At an emotionally charged county supervisor’s meeting last week, Bradford and other fire survivors demanded the county ease up on the geology requirements. The board of supervisors unanimously agreed. County staff now need to find ways to adjust the building codes to make it easier to rebuild, and present those options at next month's Board of Supervisor's meeting.

“We want to try and thread that difficult needle between life safety and property safety...and their need both emotionally and financially to get back onto their property and into their homes,” said Dave Reid, a senior analyst at OR3.

But threading that needle may be easier said than done. Jeff Nolan, the Santa Cruz County geologist, said changing the county code raises complex legal questions.

“There's the California building code. There's a Santa Cruz County code,” he said. “You can't just wave your hand at it and dismiss it.”

He also argues the codes were created to keep people safe.
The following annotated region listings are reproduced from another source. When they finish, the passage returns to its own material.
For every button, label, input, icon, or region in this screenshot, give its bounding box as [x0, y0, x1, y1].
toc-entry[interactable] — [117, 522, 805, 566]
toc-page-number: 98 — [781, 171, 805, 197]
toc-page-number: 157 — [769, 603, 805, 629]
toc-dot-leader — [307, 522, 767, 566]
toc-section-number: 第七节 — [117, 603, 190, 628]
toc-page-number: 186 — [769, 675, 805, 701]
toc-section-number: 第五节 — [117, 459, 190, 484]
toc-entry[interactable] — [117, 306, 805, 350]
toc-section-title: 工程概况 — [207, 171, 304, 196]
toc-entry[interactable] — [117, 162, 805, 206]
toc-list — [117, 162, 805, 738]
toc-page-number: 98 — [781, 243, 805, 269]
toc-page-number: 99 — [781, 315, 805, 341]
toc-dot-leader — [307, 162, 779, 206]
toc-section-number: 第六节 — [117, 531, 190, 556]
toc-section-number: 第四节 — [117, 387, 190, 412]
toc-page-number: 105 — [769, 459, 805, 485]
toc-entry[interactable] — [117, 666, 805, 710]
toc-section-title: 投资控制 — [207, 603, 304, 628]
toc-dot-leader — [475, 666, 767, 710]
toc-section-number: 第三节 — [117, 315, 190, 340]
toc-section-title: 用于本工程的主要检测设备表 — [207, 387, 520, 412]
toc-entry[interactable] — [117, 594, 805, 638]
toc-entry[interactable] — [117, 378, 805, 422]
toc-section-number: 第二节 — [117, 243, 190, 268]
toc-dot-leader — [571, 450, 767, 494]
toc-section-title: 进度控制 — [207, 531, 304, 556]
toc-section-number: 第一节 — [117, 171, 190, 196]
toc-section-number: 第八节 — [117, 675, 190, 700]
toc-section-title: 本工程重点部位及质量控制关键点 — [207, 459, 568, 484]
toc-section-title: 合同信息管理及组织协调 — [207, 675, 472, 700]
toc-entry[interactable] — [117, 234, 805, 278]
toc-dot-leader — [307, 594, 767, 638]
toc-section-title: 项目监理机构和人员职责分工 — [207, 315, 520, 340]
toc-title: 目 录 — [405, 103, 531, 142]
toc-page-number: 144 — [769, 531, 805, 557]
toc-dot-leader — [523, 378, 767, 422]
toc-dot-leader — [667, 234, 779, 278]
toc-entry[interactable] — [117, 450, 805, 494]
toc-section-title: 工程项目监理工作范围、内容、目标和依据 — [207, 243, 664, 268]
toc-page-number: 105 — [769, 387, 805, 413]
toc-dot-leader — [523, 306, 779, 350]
Relaxing them comes with a risk.

“If three or four years down the road, somebody’s family gets washed down the San Lorenzo river because of a debris flow, there’s going to be some questions,” Nolan said. “Why weren't these people required to develop the site safely so they'd be protected?”

But an alternative is in the works — a way to keep people protected without burdening individual homeowners with the cost of mitigations.

A comprehensive debris flow study is underway in the Santa Cruz Mountains that will identify hazards across the landscape.

Nolan called it a first step towards “community scale mitigation projects.” The county can use data from the debris flow study to construct barriers and other mitigations that would protect entire neighborhoods from hazards, like debris flows.

“My thought from the beginning was to put some sort of structures up...to protect the communities as a whole,” Nolan said. “That takes some of the onus off the owners.”

The debris flow study is slated for completion within the next month. Dave Reid at OR3 said he hopes to secure funding for community mitigations by the end of the year. Within 18 months, he hopes to begin constructing them.

That timeline is important, because Reid said the risk of debris flows is elevated in the winters following a fire. Before community mitigations are in place, some residents who waive the geologic requirements will likely need to evacuate during rainstorms to stay safe from debris flows.

“The peak risk is this coming winter and maybe the following winter,” he said. “And then it continues to decline each year” until it's back at pre-fire levels.

For homes built on historic debris flows, there is always a risk they will occur again. The community scale protections would add some peace of mind for residents who waive the geologic hazards requirement — an option Bradford hopes will be on the table in the near future.

“I'm cautiously optimistic,” she said. “This feels positive...it does. But I'm also a little jaded at this point, you know?”

The county planning department and OR3 are expected to bring some options to the board of supervisors no later than Sept. 14. Until then, fire survivors will continue to wait, unsure of what will happen next.